Although there is currently no estate tax (which could change any day), there are eight basic estate planning steps that everyone should take, no matter what your net worth is.
The first step is to have a financial power of attorney. The financial power of attorney appoints someone to handle your financial affairs if you are unable to do so yourself. This document ensures that all of your assets are taken care of and your bills are being paid. The person appointed can be appointed immediately or only upon your disability. Without a financial power of attorney, your family will have to go to court to have permission to deal with your assets. State laws change frequently, make sure your financial power of attorney is valid under your state’s law.
Step two is to make sure you have a valid health care power of attorney and living will. The health care power of attorney allows someone to make health care decisions for you if you are unable to make them for yourself. A living will states what your intent is if you are in a persistent, vegetative state. More commonly stated as “whether or not to pull the plug”. Your health care power of attorney needs to have the HIPAA authorizations within it, otherwise it is not a valid document.
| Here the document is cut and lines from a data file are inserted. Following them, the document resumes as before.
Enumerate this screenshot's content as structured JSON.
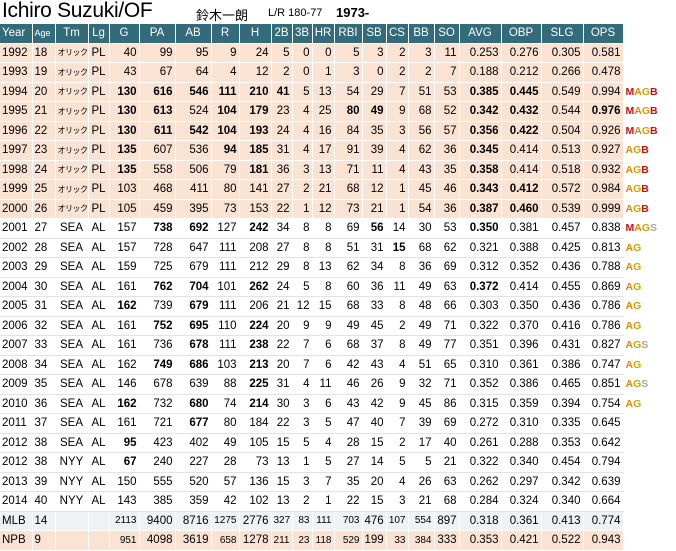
{
  "header": {
    "name": "Ichiro Suzuki/OF",
    "japanese_name": "鈴木一朗",
    "bio": "L/R 180-77",
    "born": "1973-"
  },
  "columns": [
    "Year",
    "Age",
    "Tm",
    "Lg",
    "G",
    "PA",
    "AB",
    "R",
    "H",
    "2B",
    "3B",
    "HR",
    "RBI",
    "SB",
    "CS",
    "BB",
    "SO",
    "AVG",
    "OBP",
    "SLG",
    "OPS"
  ],
  "rows": [
    {
      "type": "npb",
      "cells": [
        "1992",
        "18",
        "オリックス",
        "PL",
        "40",
        "99",
        "95",
        "9",
        "24",
        "5",
        "0",
        "0",
        "5",
        "3",
        "2",
        "3",
        "11",
        "0.253",
        "0.276",
        "0.305",
        "0.581"
      ],
      "bold": [],
      "awards": ""
    },
    {
      "type": "npb",
      "cells": [
        "1993",
        "19",
        "オリックス",
        "PL",
        "43",
        "67",
        "64",
        "4",
        "12",
        "2",
        "0",
        "1",
        "3",
        "0",
        "2",
        "2",
        "7",
        "0.188",
        "0.212",
        "0.266",
        "0.478"
      ],
      "bold": [],
      "awards": ""
    },
    {
      "type": "npb",
      "cells": [
        "1994",
        "20",
        "オリックス",
        "PL",
        "130",
        "616",
        "546",
        "111",
        "210",
        "41",
        "5",
        "13",
        "54",
        "29",
        "7",
        "51",
        "53",
        "0.385",
        "0.445",
        "0.549",
        "0.994"
      ],
      "bold": [
        "G",
        "PA",
        "AB",
        "R",
        "H",
        "2B",
        "AVG",
        "OBP"
      ],
      "awards": "MAGB"
    },
    {
      "type": "npb",
      "cells": [
        "1995",
        "21",
        "オリックス",
        "PL",
        "130",
        "613",
        "524",
        "104",
        "179",
        "23",
        "4",
        "25",
        "80",
        "49",
        "9",
        "68",
        "52",
        "0.342",
        "0.432",
        "0.544",
        "0.976"
      ],
      "bold": [
        "G",
        "PA",
        "R",
        "H",
        "RBI",
        "SB",
        "AVG",
        "OBP",
        "OPS"
      ],
      "awards": "MAGB"
    },
    {
      "type": "npb",
      "cells": [
        "1996",
        "22",
        "オリックス",
        "PL",
        "130",
        "611",
        "542",
        "104",
        "193",
        "24",
        "4",
        "16",
        "84",
        "35",
        "3",
        "56",
        "57",
        "0.356",
        "0.422",
        "0.504",
        "0.926"
      ],
      "bold": [
        "G",
        "PA",
        "AB",
        "R",
        "H",
        "AVG",
        "OBP"
      ],
      "awards": "MAGB"
    },
    {
      "type": "npb",
      "cells": [
        "1997",
        "23",
        "オリックス",
        "PL",
        "135",
        "607",
        "536",
        "94",
        "185",
        "31",
        "4",
        "17",
        "91",
        "39",
        "4",
        "62",
        "36",
        "0.345",
        "0.414",
        "0.513",
        "0.927"
      ],
      "bold": [
        "G",
        "R",
        "H",
        "AVG"
      ],
      "awards": "AGB"
    },
    {
      "type": "npb",
      "cells": [
        "1998",
        "24",
        "オリックス",
        "PL",
        "135",
        "558",
        "506",
        "79",
        "181",
        "36",
        "3",
        "13",
        "71",
        "11",
        "4",
        "43",
        "35",
        "0.358",
        "0.414",
        "0.518",
        "0.932"
      ],
      "bold": [
        "G",
        "H",
        "AVG"
      ],
      "awards": "AGB"
    },
    {
      "type": "npb",
      "cells": [
        "1999",
        "25",
        "オリックス",
        "PL",
        "103",
        "468",
        "411",
        "80",
        "141",
        "27",
        "2",
        "21",
        "68",
        "12",
        "1",
        "45",
        "46",
        "0.343",
        "0.412",
        "0.572",
        "0.984"
      ],
      "bold": [
        "AVG",
        "OBP"
      ],
      "awards": "AGB"
    },
    {
      "type": "npb",
      "cells": [
        "2000",
        "26",
        "オリックス",
        "PL",
        "105",
        "459",
        "395",
        "73",
        "153",
        "22",
        "1",
        "12",
        "73",
        "21",
        "1",
        "54",
        "36",
        "0.387",
        "0.460",
        "0.539",
        "0.999"
      ],
      "bold": [
        "AVG",
        "OBP"
      ],
      "awards": "AGB"
    },
    {
      "type": "mlb",
      "cells": [
        "2001",
        "27",
        "SEA",
        "AL",
        "157",
        "738",
        "692",
        "127",
        "242",
        "34",
        "8",
        "8",
        "69",
        "56",
        "14",
        "30",
        "53",
        "0.350",
        "0.381",
        "0.457",
        "0.838"
      ],
      "bold": [
        "PA",
        "AB",
        "H",
        "SB",
        "AVG"
      ],
      "awards": "MAGS"
    },
    {
      "type": "mlb",
      "cells": [
        "2002",
        "28",
        "SEA",
        "AL",
        "157",
        "728",
        "647",
        "111",
        "208",
        "27",
        "8",
        "8",
        "51",
        "31",
        "15",
        "68",
        "62",
        "0.321",
        "0.388",
        "0.425",
        "0.813"
      ],
      "bold": [
        "CS"
      ],
      "awards": "AG"
    },
    {
      "type": "mlb",
      "cells": [
        "2003",
        "29",
        "SEA",
        "AL",
        "159",
        "725",
        "679",
        "111",
        "212",
        "29",
        "8",
        "13",
        "62",
        "34",
        "8",
        "36",
        "69",
        "0.312",
        "0.352",
        "0.436",
        "0.788"
      ],
      "bold": [],
      "awards": "AG"
    },
    {
      "type": "mlb",
      "cells": [
        "2004",
        "30",
        "SEA",
        "AL",
        "161",
        "762",
        "704",
        "101",
        "262",
        "24",
        "5",
        "8",
        "60",
        "36",
        "11",
        "49",
        "63",
        "0.372",
        "0.414",
        "0.455",
        "0.869"
      ],
      "bold": [
        "PA",
        "AB",
        "H",
        "AVG"
      ],
      "awards": "AG"
    },
    {
      "type": "mlb",
      "cells": [
        "2005",
        "31",
        "SEA",
        "AL",
        "162",
        "739",
        "679",
        "111",
        "206",
        "21",
        "12",
        "15",
        "68",
        "33",
        "8",
        "48",
        "66",
        "0.303",
        "0.350",
        "0.436",
        "0.786"
      ],
      "bold": [
        "G",
        "AB"
      ],
      "awards": "AG"
    },
    {
      "type": "mlb",
      "cells": [
        "2006",
        "32",
        "SEA",
        "AL",
        "161",
        "752",
        "695",
        "110",
        "224",
        "20",
        "9",
        "9",
        "49",
        "45",
        "2",
        "49",
        "71",
        "0.322",
        "0.370",
        "0.416",
        "0.786"
      ],
      "bold": [
        "PA",
        "AB",
        "H"
      ],
      "awards": "AG"
    },
    {
      "type": "mlb",
      "cells": [
        "2007",
        "33",
        "SEA",
        "AL",
        "161",
        "736",
        "678",
        "111",
        "238",
        "22",
        "7",
        "6",
        "68",
        "37",
        "8",
        "49",
        "77",
        "0.351",
        "0.396",
        "0.431",
        "0.827"
      ],
      "bold": [
        "AB",
        "H"
      ],
      "awards": "AGS"
    },
    {
      "type": "mlb",
      "cells": [
        "2008",
        "34",
        "SEA",
        "AL",
        "162",
        "749",
        "686",
        "103",
        "213",
        "20",
        "7",
        "6",
        "42",
        "43",
        "4",
        "51",
        "65",
        "0.310",
        "0.361",
        "0.386",
        "0.747"
      ],
      "bold": [
        "PA",
        "AB",
        "H"
      ],
      "awards": "AG"
    },
    {
      "type": "mlb",
      "cells": [
        "2009",
        "35",
        "SEA",
        "AL",
        "146",
        "678",
        "639",
        "88",
        "225",
        "31",
        "4",
        "11",
        "46",
        "26",
        "9",
        "32",
        "71",
        "0.352",
        "0.386",
        "0.465",
        "0.851"
      ],
      "bold": [
        "H"
      ],
      "awards": "AGS"
    },
    {
      "type": "mlb",
      "cells": [
        "2010",
        "36",
        "SEA",
        "AL",
        "162",
        "732",
        "680",
        "74",
        "214",
        "30",
        "3",
        "6",
        "43",
        "42",
        "9",
        "45",
        "86",
        "0.315",
        "0.359",
        "0.394",
        "0.754"
      ],
      "bold": [
        "G",
        "AB",
        "H"
      ],
      "awards": "AG"
    },
    {
      "type": "mlb",
      "cells": [
        "2011",
        "37",
        "SEA",
        "AL",
        "161",
        "721",
        "677",
        "80",
        "184",
        "22",
        "3",
        "5",
        "47",
        "40",
        "7",
        "39",
        "69",
        "0.272",
        "0.310",
        "0.335",
        "0.645"
      ],
      "bold": [
        "AB"
      ],
      "awards": ""
    },
    {
      "type": "mlb",
      "cells": [
        "2012",
        "38",
        "SEA",
        "AL",
        "95",
        "423",
        "402",
        "49",
        "105",
        "15",
        "5",
        "4",
        "28",
        "15",
        "2",
        "17",
        "40",
        "0.261",
        "0.288",
        "0.353",
        "0.642"
      ],
      "bold": [
        "G"
      ],
      "awards": ""
    },
    {
      "type": "mlb",
      "cells": [
        "2012",
        "38",
        "NYY",
        "AL",
        "67",
        "240",
        "227",
        "28",
        "73",
        "13",
        "1",
        "5",
        "27",
        "14",
        "5",
        "5",
        "21",
        "0.322",
        "0.340",
        "0.454",
        "0.794"
      ],
      "bold": [
        "G"
      ],
      "awards": ""
    },
    {
      "type": "mlb",
      "cells": [
        "2013",
        "39",
        "NYY",
        "AL",
        "150",
        "555",
        "520",
        "57",
        "136",
        "15",
        "3",
        "7",
        "35",
        "20",
        "4",
        "26",
        "63",
        "0.262",
        "0.297",
        "0.342",
        "0.639"
      ],
      "bold": [],
      "awards": ""
    },
    {
      "type": "mlb",
      "cells": [
        "2014",
        "40",
        "NYY",
        "AL",
        "143",
        "385",
        "359",
        "42",
        "102",
        "13",
        "2",
        "1",
        "22",
        "15",
        "3",
        "21",
        "68",
        "0.284",
        "0.324",
        "0.340",
        "0.664"
      ],
      "bold": [],
      "awards": ""
    },
    {
      "type": "tot",
      "cells": [
        "MLB",
        "14",
        "",
        "",
        "2113",
        "9400",
        "8716",
        "1275",
        "2776",
        "327",
        "83",
        "111",
        "703",
        "476",
        "107",
        "554",
        "897",
        "0.318",
        "0.361",
        "0.413",
        "0.774"
      ],
      "bold": [],
      "awards": ""
    },
    {
      "type": "totnpb",
      "cells": [
        "NPB",
        "9",
        "",
        "",
        "951",
        "4098",
        "3619",
        "658",
        "1278",
        "211",
        "23",
        "118",
        "529",
        "199",
        "33",
        "384",
        "333",
        "0.353",
        "0.421",
        "0.522",
        "0.943"
      ],
      "bold": [],
      "awards": ""
    }
  ],
  "award_colors": {
    "M": "#cc1111",
    "A": "#e08a00",
    "G": "#d4a000",
    "B": "#cc1111",
    "S": "#a8a8a8"
  },
  "header_bg": "#336b7a",
  "npb_row_bg": "#fbe3d3"
}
Step three is to calculate your net worth. You may be surprised where you stand financially. This is important from a tax standpoint but you will also get a hold of everything you own. Sometimes assets fall through the cracks and are not properly planned for because they were not brought up during the estate planning discussion.
Step four is to review your beneficiary designations. Upon your death, your beneficiary designations control how that specific asset will pass. A will or trust has no say. If your ex-spouse is named accidently, the ex-spouse will receive that asset. Beware, it happens everyday!
Step five is to create or update your will. A will allows you to determine how your assets pass to your loved ones. If you do not have a will, the state where you live has graciously set one up for you but it probably does not pass your assets according to your wishes. This is especially true when you are remarried and have children from your current and/or previous marriage.
Step six is to plan for your state’s estate tax. The District of Columbia and23 other states have their own estate or inheritance taxes. If you don’t plan for them, you could inadvertently cause a state estate tax upon your death.
Step seven is to check how your assets are currently titled. Do you have everything titled jointly? If you have a trust, does your trust own your assets? If you are unsure how your assets are titled, please review the title of your assets as it makes a big difference upon your death.
Finally, the last step is to gift while you are alive. Currently, you can give $13,000 per year to anyone you wish. You can stand outside of your church and write a $13,000 check to everyone who passes by. Additionally, you can pay anyone’s college or private school tuition or medical bills so long as they money goes directly to the educational facility or medical provider.
If you need help with any of the above estate planning steps, please consult an estate planning attorney for estate planning legal counsel.